We have found that the payments made to Cohen and Carnahan were payments for protection against raids and arrests by the law enforcement officials of Sedgwick County and the State of Kansas. They were accordingly not deductible in computing the income received by*267 petitioner from Canyons Supper Club.
The second issue relates to the deduction of salaries paid to various persons employed in the operation of the gambling tables, what we have called in G. A. Comeaux, supra, the "legitimate expenses of an illegitimate business." We held in the Comeaux case that such expenses are deductible. We make a similar ruling here. The amounts appear in the findings of fact.

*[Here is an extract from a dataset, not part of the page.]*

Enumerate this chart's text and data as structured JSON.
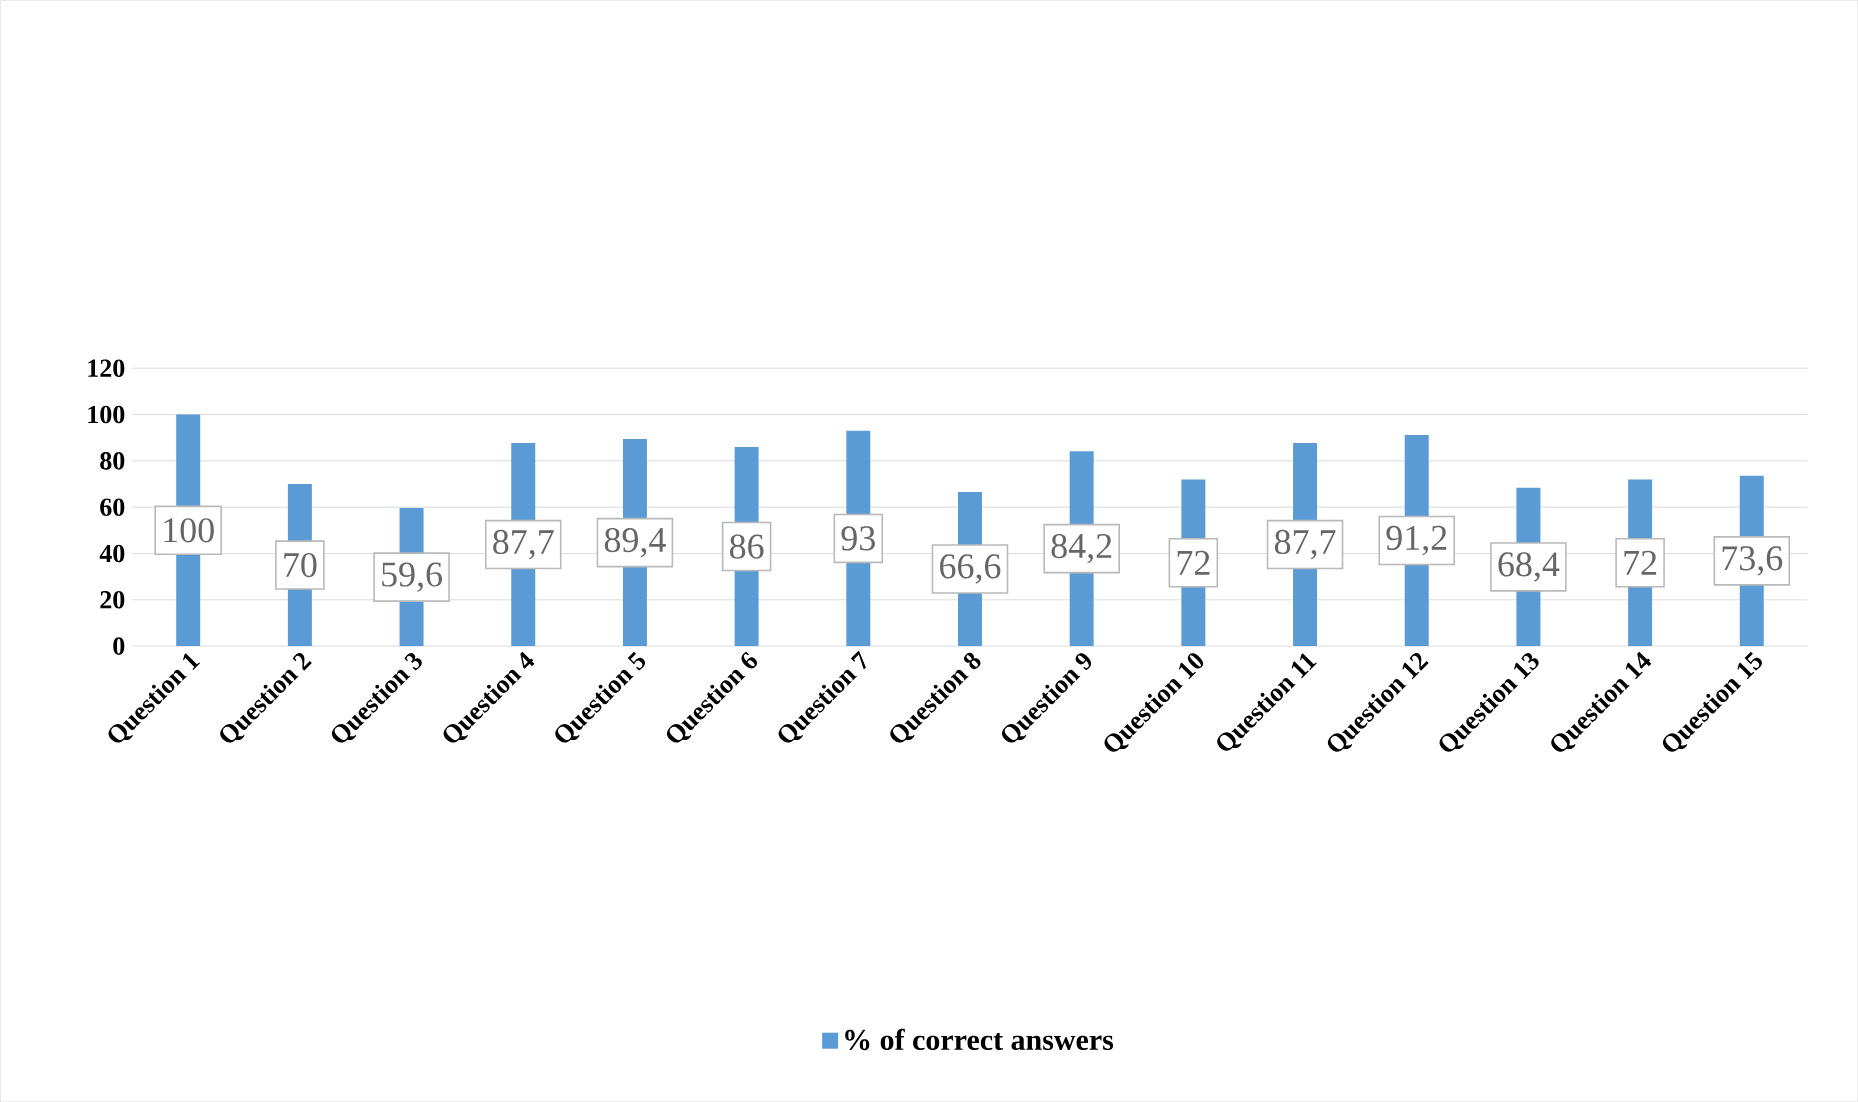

The third issue is a question of fraud. Unless fraud be found for the year 1940, further action by the respondent is barred by the statute of limitations. In our findings of fact we have held that the petitioner was guilty of fraud for all the years here involved. The evidence shows that the petitioner failed to report large items of income; that in computing his income he made large deductions which were without the law and that his returns were well calculated to mislead the Commissioner. It is the duty of every taxpayer to file an honest return; to reveal frankly his income sources and to claim no deductions not reasonably allowable. We will not undertake to recite all of the evidences of fraud apparent on reading of the long record in this case. Suffice it to say that*268 the record contains clear and convincing evidence that petitioner filed fraudulent returns for the years here involved. Respondent's action in assessing penalties is therefore approved.
The above disposition of the fraud issue makes unnecessary a discussion of the fourth or alternative issue.
Decision will be entered under Rule 50.